I didn’t want to offend him though, so I ended up accepting his chivalrous offer. At least, that was my excuse.
Walking down the hallway, I noticed that more people than usual was staring at me. As a new kid I suppose it was expected, but this was my second week of school already. Surely they were over my newness by now. But then it dawned on me that the reason people were staring was not because I was the new girl. It was because the new girl was walking with Edward Cullen.
“You know everyone is staring,” I whispered to him, barely moving my lips. “I hate it when they stare.”
“But you are familiar with it, aren’t you?” he said more than asked. “Moving from school to school every year, meeting new people, going through the niceties of new introductions… it gets tiring.”
He spoke as if he experienced moving from school to school himself, which struck me as odd. I thought the he and his family had stayed in Forks for the past two years. Perhaps they moved around a lot before they settled here – hey, I could ever know.
“Yeah,” I agreed. “It does.” We turned a corner and Edward opened the door for me to enter. We were in the gymnasium now, where I was supposed to meet Jessica so that we can head into the changing rooms together. “But if you have to move due to necessity, you learn to get used to it.”
Edward nodded but chose to keep his thoughts to himself. I wanted to prod him for an answer, except Jessica had just waltzed in with Tyler and another friend of hers, Katie, trailing after her. “Well,” I breathed, “this is where we say goodbye, Mr.
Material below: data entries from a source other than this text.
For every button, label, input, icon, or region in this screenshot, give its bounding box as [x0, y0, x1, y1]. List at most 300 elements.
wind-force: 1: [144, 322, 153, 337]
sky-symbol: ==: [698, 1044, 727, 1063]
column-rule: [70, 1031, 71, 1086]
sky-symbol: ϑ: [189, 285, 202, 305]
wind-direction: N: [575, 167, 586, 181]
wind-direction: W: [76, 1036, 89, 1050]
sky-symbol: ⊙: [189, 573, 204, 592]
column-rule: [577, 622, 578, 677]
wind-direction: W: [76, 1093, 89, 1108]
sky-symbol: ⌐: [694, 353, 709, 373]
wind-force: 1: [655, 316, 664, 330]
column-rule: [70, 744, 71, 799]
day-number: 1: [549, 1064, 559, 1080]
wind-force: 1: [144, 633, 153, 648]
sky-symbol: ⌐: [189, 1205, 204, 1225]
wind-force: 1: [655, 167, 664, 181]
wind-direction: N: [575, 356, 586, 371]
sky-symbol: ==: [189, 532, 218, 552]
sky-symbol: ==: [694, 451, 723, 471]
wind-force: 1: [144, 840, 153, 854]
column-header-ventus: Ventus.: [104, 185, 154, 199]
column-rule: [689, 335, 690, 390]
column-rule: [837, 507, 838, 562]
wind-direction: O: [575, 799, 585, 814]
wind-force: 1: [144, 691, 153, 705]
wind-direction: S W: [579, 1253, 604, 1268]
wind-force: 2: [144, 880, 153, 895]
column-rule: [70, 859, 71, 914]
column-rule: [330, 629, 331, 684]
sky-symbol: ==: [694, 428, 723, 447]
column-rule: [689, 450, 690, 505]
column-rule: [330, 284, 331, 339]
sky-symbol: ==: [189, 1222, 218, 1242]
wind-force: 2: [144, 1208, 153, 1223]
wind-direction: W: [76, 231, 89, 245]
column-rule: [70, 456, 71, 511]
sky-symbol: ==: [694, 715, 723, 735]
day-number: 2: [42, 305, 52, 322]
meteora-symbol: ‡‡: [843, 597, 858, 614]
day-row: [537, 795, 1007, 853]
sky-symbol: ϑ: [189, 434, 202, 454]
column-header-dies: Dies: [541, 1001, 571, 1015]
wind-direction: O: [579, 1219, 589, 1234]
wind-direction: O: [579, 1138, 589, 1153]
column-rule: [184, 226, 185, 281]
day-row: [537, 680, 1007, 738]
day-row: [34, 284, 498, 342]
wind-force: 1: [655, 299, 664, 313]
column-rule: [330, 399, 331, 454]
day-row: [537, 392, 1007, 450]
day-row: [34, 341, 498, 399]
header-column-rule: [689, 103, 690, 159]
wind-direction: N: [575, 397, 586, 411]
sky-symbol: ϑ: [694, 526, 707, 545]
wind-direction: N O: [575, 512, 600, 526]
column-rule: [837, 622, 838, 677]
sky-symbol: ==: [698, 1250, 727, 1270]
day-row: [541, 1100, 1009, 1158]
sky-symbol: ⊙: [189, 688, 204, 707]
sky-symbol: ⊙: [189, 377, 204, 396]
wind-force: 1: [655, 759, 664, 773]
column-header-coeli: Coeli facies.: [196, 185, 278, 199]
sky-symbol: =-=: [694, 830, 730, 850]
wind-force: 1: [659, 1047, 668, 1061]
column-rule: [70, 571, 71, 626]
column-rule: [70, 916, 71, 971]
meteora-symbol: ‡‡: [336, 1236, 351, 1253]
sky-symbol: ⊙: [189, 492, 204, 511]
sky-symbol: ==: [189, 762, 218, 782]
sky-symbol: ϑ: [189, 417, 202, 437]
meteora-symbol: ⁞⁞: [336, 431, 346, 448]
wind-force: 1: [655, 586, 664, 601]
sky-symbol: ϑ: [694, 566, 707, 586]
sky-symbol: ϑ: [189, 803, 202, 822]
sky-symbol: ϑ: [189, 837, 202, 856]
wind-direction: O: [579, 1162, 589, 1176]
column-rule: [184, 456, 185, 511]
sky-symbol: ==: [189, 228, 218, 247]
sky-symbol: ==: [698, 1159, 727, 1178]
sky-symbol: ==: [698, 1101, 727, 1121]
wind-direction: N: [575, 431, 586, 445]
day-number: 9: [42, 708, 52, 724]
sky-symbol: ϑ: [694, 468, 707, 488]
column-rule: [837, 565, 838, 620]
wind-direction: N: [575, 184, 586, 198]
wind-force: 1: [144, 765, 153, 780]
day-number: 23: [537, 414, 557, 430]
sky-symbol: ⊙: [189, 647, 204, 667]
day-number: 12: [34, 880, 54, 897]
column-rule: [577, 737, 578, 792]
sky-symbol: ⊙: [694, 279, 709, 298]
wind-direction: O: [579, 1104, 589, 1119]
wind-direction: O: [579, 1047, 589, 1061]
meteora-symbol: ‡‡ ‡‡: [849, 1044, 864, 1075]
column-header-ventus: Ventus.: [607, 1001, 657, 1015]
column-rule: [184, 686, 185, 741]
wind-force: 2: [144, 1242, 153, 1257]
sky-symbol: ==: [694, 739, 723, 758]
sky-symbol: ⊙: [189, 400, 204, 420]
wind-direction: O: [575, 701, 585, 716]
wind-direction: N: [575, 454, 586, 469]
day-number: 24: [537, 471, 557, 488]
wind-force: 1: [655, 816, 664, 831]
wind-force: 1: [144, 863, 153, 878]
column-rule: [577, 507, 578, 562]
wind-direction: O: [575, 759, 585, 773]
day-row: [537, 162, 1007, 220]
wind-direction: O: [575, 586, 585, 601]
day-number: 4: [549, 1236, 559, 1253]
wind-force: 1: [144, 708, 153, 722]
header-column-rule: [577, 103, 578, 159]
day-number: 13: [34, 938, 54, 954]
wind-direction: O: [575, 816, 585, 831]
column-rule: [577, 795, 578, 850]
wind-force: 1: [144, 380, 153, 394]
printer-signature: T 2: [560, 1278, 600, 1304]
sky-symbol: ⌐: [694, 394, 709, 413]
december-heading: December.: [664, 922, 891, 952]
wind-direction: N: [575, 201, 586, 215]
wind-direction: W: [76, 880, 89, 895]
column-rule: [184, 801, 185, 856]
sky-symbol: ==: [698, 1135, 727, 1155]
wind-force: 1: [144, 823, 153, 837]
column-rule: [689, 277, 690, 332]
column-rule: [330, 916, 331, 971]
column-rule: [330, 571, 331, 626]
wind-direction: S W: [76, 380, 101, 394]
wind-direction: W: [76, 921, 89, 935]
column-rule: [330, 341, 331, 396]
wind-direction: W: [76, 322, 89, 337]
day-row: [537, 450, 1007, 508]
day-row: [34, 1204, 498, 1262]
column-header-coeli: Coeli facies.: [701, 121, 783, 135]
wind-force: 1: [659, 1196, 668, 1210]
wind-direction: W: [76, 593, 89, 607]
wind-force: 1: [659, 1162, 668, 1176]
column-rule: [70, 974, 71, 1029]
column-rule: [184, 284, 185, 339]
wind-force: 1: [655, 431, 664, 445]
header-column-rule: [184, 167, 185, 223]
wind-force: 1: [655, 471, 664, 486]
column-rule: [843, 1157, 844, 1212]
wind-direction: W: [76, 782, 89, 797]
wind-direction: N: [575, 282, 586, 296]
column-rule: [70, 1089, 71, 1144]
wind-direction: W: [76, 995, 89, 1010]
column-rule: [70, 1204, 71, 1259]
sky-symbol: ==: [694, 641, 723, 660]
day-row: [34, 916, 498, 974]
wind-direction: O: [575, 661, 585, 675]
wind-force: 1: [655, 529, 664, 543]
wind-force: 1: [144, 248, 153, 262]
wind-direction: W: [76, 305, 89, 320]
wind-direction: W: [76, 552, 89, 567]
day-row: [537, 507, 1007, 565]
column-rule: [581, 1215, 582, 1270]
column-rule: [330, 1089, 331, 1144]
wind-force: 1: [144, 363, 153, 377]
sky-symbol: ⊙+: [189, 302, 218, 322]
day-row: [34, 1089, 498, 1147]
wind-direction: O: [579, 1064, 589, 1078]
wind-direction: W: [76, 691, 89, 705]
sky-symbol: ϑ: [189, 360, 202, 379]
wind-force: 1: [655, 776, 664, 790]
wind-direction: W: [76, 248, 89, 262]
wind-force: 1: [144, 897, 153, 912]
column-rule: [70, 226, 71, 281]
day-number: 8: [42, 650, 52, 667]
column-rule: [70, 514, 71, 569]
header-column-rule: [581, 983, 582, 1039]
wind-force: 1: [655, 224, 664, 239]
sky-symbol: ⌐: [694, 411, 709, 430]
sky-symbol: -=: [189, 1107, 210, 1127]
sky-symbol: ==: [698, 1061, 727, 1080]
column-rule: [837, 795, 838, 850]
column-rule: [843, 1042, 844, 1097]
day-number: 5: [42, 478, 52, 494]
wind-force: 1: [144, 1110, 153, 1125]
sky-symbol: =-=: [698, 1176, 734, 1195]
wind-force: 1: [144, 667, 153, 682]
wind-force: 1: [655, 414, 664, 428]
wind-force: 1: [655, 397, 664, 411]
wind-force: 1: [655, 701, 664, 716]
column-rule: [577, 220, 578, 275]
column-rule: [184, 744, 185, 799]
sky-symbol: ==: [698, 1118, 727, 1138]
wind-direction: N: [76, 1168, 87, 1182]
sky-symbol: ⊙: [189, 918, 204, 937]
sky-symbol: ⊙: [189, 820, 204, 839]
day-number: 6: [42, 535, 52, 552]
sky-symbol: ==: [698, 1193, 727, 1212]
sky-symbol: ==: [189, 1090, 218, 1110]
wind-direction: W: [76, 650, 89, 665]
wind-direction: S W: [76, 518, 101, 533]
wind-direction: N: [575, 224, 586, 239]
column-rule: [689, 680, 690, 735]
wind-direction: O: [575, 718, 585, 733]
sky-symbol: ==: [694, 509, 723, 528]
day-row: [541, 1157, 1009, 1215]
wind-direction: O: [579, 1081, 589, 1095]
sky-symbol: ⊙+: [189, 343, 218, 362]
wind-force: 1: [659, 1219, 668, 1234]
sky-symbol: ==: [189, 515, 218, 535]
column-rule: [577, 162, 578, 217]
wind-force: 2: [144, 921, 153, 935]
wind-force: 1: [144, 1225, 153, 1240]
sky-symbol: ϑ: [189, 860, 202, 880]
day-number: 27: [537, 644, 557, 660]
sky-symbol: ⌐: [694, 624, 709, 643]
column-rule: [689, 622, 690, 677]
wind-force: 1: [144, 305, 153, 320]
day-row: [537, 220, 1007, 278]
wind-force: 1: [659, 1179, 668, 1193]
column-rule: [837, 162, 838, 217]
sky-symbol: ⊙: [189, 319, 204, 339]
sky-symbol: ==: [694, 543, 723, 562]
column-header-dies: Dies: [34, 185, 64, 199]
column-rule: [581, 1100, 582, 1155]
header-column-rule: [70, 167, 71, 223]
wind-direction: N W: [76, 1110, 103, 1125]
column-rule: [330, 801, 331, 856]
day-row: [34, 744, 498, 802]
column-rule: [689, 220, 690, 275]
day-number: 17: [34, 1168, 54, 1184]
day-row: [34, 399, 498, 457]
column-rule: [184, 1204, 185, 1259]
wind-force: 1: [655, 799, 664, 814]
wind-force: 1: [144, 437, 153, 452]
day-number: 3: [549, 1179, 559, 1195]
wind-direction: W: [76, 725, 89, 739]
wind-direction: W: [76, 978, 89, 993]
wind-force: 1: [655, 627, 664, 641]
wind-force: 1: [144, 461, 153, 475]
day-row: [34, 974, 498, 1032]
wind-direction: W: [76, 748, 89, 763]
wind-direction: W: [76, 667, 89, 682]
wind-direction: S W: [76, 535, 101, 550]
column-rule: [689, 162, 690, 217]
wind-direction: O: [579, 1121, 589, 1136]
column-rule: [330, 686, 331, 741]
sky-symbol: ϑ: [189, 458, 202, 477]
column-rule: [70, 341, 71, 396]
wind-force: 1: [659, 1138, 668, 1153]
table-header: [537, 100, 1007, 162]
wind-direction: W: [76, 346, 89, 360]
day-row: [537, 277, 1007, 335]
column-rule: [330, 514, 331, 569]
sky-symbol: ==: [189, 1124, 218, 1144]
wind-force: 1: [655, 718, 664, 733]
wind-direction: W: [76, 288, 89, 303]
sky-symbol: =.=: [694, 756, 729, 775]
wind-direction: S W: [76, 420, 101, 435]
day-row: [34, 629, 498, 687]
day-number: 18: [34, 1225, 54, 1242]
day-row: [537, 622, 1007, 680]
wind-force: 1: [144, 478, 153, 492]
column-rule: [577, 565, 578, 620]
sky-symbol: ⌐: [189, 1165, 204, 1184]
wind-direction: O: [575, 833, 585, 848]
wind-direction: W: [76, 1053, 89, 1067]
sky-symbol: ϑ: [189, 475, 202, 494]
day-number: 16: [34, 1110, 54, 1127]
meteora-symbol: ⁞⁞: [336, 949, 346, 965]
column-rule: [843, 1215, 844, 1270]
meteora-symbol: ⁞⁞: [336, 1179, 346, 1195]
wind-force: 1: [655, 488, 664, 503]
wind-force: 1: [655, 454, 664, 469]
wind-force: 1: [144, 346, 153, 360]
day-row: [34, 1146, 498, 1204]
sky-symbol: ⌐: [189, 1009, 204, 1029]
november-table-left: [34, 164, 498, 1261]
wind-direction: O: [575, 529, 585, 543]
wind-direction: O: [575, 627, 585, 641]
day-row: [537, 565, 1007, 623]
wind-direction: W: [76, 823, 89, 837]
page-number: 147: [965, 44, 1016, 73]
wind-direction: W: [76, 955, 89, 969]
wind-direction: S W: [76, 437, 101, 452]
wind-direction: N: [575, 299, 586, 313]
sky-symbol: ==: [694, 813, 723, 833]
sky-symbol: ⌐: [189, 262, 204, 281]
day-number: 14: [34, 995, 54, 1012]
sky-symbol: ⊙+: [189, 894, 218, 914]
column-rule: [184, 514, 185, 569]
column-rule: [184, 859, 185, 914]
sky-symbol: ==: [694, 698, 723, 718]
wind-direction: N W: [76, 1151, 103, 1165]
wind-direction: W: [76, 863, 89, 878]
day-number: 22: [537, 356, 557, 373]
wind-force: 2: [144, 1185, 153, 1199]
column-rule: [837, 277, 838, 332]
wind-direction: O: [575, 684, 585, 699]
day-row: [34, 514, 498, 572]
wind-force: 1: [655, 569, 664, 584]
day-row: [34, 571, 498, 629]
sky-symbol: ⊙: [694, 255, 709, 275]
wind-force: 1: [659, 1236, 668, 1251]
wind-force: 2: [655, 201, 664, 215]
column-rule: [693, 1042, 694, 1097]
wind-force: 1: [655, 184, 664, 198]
Cullen.”
“Not a farewell, Miss Swan,” he smiled, “but a brief separation.” He began walking away from me. “I’ll see you after school next to your car?” He had shouted the question loud enough for the people in the near vicinity to hear, and I found myself blushing at their scrutiny.
Edward had, in the loosest sense of the word, asked me out on a date. Well, not precisely a date, but an invitation to meet up with him at a later time. Oh, it was a poor excuse for one, but it was a date all right.
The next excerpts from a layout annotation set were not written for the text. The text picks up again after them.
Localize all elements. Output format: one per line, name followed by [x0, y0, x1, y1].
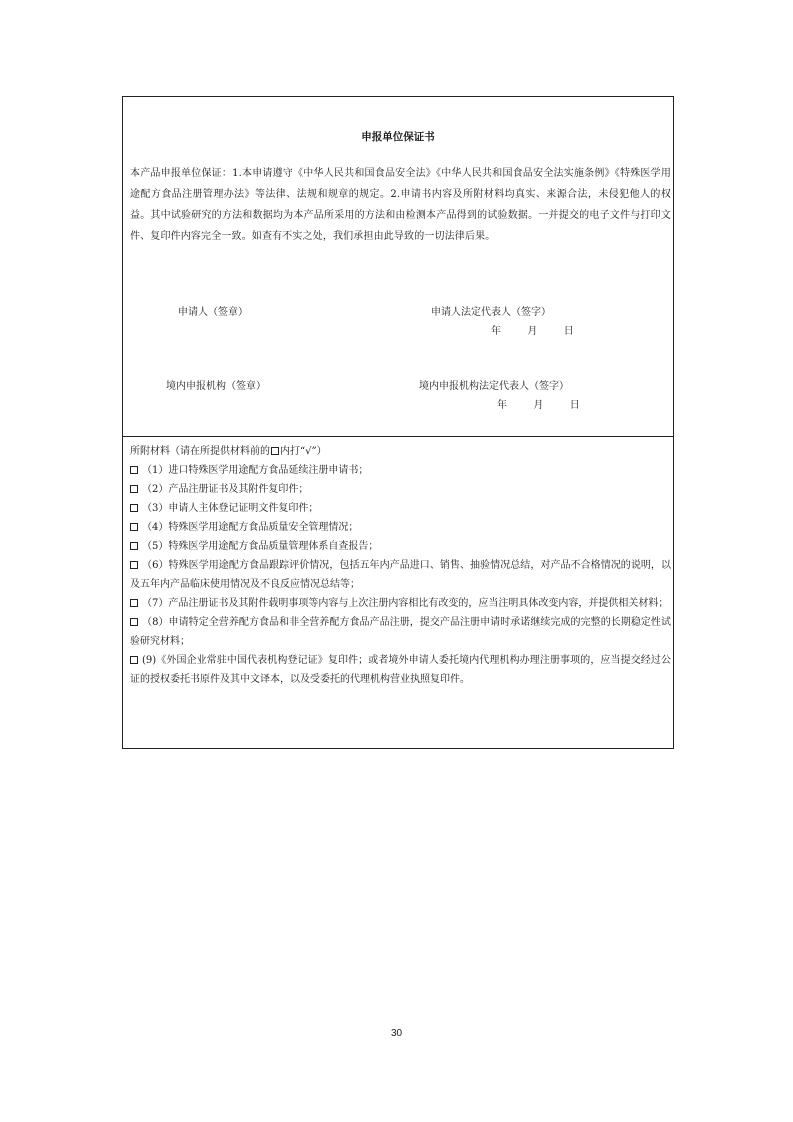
attachment-item-4: （4）特殊医学用途配方食品质量安全管理情况； [130, 518, 671, 537]
domestic-agency-date [497, 396, 580, 411]
domestic-agency-signature-label: 境内申报机构（签章） [166, 381, 266, 392]
attachment-checkbox[interactable] [130, 599, 138, 607]
attachment-item-2: （2）产品注册证书及其附件复印件； [130, 480, 671, 499]
date-month: 月 [533, 400, 544, 411]
date-day: 日 [563, 326, 574, 337]
attachment-checkbox[interactable] [130, 466, 138, 474]
attachments-section [123, 438, 673, 749]
attachments-list [130, 442, 671, 689]
document-title: 申报单位保证书 [361, 131, 435, 143]
attachment-checkbox[interactable] [130, 618, 138, 626]
attachment-item-9: (9)《外国企业常驻中国代表机构登记证》复印件；或者境外申请人委托境内代理机构办理注册事项的，应当提交经过公证的授权委托书原件及其中文译本，以及受委托的代理机构营业执照复印件。 [130, 655, 671, 685]
attachment-item-5: （5）特殊医学用途配方食品质量管理体系自查报告； [130, 537, 671, 556]
attachment-checkbox[interactable] [130, 542, 138, 550]
page-number: 30 [390, 1028, 403, 1039]
date-year: 年 [491, 326, 501, 337]
attachment-item-8: （8）申请特定全营养配方食品和非全营养配方食品产品注册，提交产品注册申请时承诺继续完成的完整的长期稳定性试验研究材料； [130, 617, 671, 647]
date-month: 月 [527, 326, 538, 337]
attachment-checkbox[interactable] [130, 485, 138, 493]
attachment-checkbox[interactable] [130, 504, 138, 512]
attachments-heading: 所附材料（请在所提供材料前的 内打“√”） [130, 446, 327, 457]
attachment-item-6: （6）特殊医学用途配方食品跟踪评价情况，包括五年内产品进口、销售、抽验情况总结，对产品不合格情况的说明，以及五年内产品临床使用情况及不良反应情况总结等； [130, 560, 671, 590]
guarantee-statement: 本产品申报单位保证：1.本申请遵守《中华人民共和国食品安全法》《中华人民共和国食品安全法实施条例》《特殊医学用途配方食品注册管理办法》等法律、法规和规章的规定。2.申请书内容及所附材料均真实、来源合法，未侵犯他人的权益。其中试验研究的方法和数据均为本产品所采用的方法和由检测本产品得到的试验数据。一并提交的电子文件与打印文件、复印件内容完全一致。如查有不实之处，我们承担由此导致的一切法律后果。 [130, 168, 671, 242]
date-year: 年 [497, 400, 507, 411]
attachment-checkbox[interactable] [130, 523, 138, 531]
guarantee-section [123, 97, 673, 437]
attachment-item-7: （7）产品注册证书及其附件载明事项等内容与上次注册内容相比有改变的，应当注明具体改变内容，并提供相关材料； [130, 594, 671, 613]
guarantee-form-table [122, 96, 674, 749]
applicant-legal-rep-signature-label: 申请人法定代表人（签字） [431, 307, 551, 318]
checkbox-icon [271, 447, 279, 455]
applicant-signature-label: 申请人（签章） [178, 307, 248, 318]
domestic-agency-legal-rep-signature-label: 境内申报机构法定代表人（签字） [419, 381, 569, 392]
applicant-date [491, 322, 574, 337]
attachment-item-1: （1）进口特殊医学用途配方食品延续注册申请书； [130, 461, 671, 480]
attachment-item-3: （3）申请人主体登记证明文件复印件； [130, 499, 671, 518]
date-day: 日 [569, 400, 580, 411]
attachment-checkbox[interactable] [130, 656, 138, 664]
attachment-checkbox[interactable] [130, 561, 138, 569]
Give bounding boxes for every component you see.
“Er, yeah,” I shouted back awkwardly, shoving one hand into my pockets while the other flew to rub my neck nervously.
I couldn’t wait until after school – gods, I hope I can survive until then. I closed my eyes and took a deep, calming breath. I would be in denial if I said that I didn’t feel a sort of attraction towards Edward. Because I did. I was extremely attracted to him, to his crooked smile, his deep topaz eyes, his gallant manner… I just can’t believe that someone like him would show interest in someone like me.
He was the average good looking mortal teenager. I, on the other hand, was the average not-quite-good-looking half-blood teenager. We weren’t exactly two peas in a pod.
Sighing, I opened my eyes and returned to reality. In other words, I readied myself to play volleyball.